Seibel:Do you think of yourself as a scientist, an engineer, an artist, a craftsman, or something else?

Thompson:I don’t know. I hate to use the word scientist because I think it’s elitist. And implies a PhD. There’s no certificate that says “scientist” on it when you complete the scientist course, so I don’t like the term or use it. Engineer, I do have a degree that says “engineer” on it, so I can use the word engineer . And when I fill out an occupation I either put engineer or programmer because I can justify those. But mostly I just don’t worry about it.

Seibel:Well, leaving aside what you call yourself, who do you feel the most affinity with? Is it a physicist, a guy who builds bridges, a painter, or a carpenter?

Thompson:Kind of the lower things. I believe a craftsman but with a certain amount of artistry to keep it alive.

Seibel:How do you identify talented programmers?

Thompson:It’s just enthusiasm. You ask them what’s the most interesting program they worked on. And then you get them to describe it and its algorithms and what’s going on. If they can’t withstand my questioning on their program, then they’re not good. If I can attack them or find problems with their algorithms and their solutions and they can’t defend it, being much more personally involved than I am, then no. At the same time you can get a sense of enthusiasm. It’s not something you ask directly, but in the conversation you’ll come with this enthusiasm-ometer, and that is tremendously helpful for me. That’s how I interview. I’ve been told that it’s devastating to be on the receiving side of that.

Seibel:I would imagine. It’s sort of like an oral exam. Do you suppose you’ve ever run into people who just didn’t have the personality that can deal with that, independent of their programming ability?

Thompson:No, I don’t think it’s independent of programming. It would be if I started asking them classical computer-science kind of questions, but that’s not what I’m asking them. I’m asking them to describe something they’ve done that they’ve spent blood on.
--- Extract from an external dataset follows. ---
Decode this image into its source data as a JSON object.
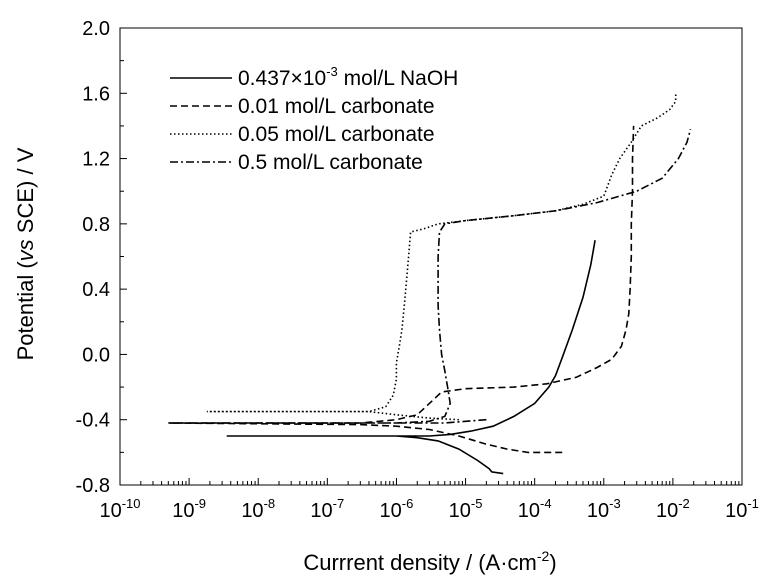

I’ve never met anybody who really did spend blood on something who wasn’t eager to describe what they’ve done and how they did it and why. I let them pick the subject. I don’t pick the subject, so I’m the amateur and they’re the professional in this subject. If they can’t stand an amateur asking them questions about their profession, then they don’t belong.

Seibel:What are you doing here at Google?

Thompson:Infrastructure. Operating-systems kind of stuff. Glue between the pieces. I have a charter for anything I want. The challenge is to get a bunch of unreliable machines to work like a reliable multiprocessor machine. I guess that’s the closest thing.

Seibel:Isn’t the point of Google’s famous MapReduce machinery that it’s shared-nothing message-passing rather than a shared memory?

Thompson:Well, it’s a process that has well-known semantics and no feedback loops. If you have a reliable structure to do that, you can fit a lot of problems into that structure.

Seibel:And are you working on things within that kind of framework?

Thompson:No, it’s just trying to keep the burden of reliability off the individual programmers. It’s a real tough challenge. All the software here has layers and layers and layers of what happens if this doesn’t work, what happens if that doesn’t work. What happens if I don’t work—who kills me and who starts up, who does what. I would guess way more than 50 percent of the code is the what-if kind.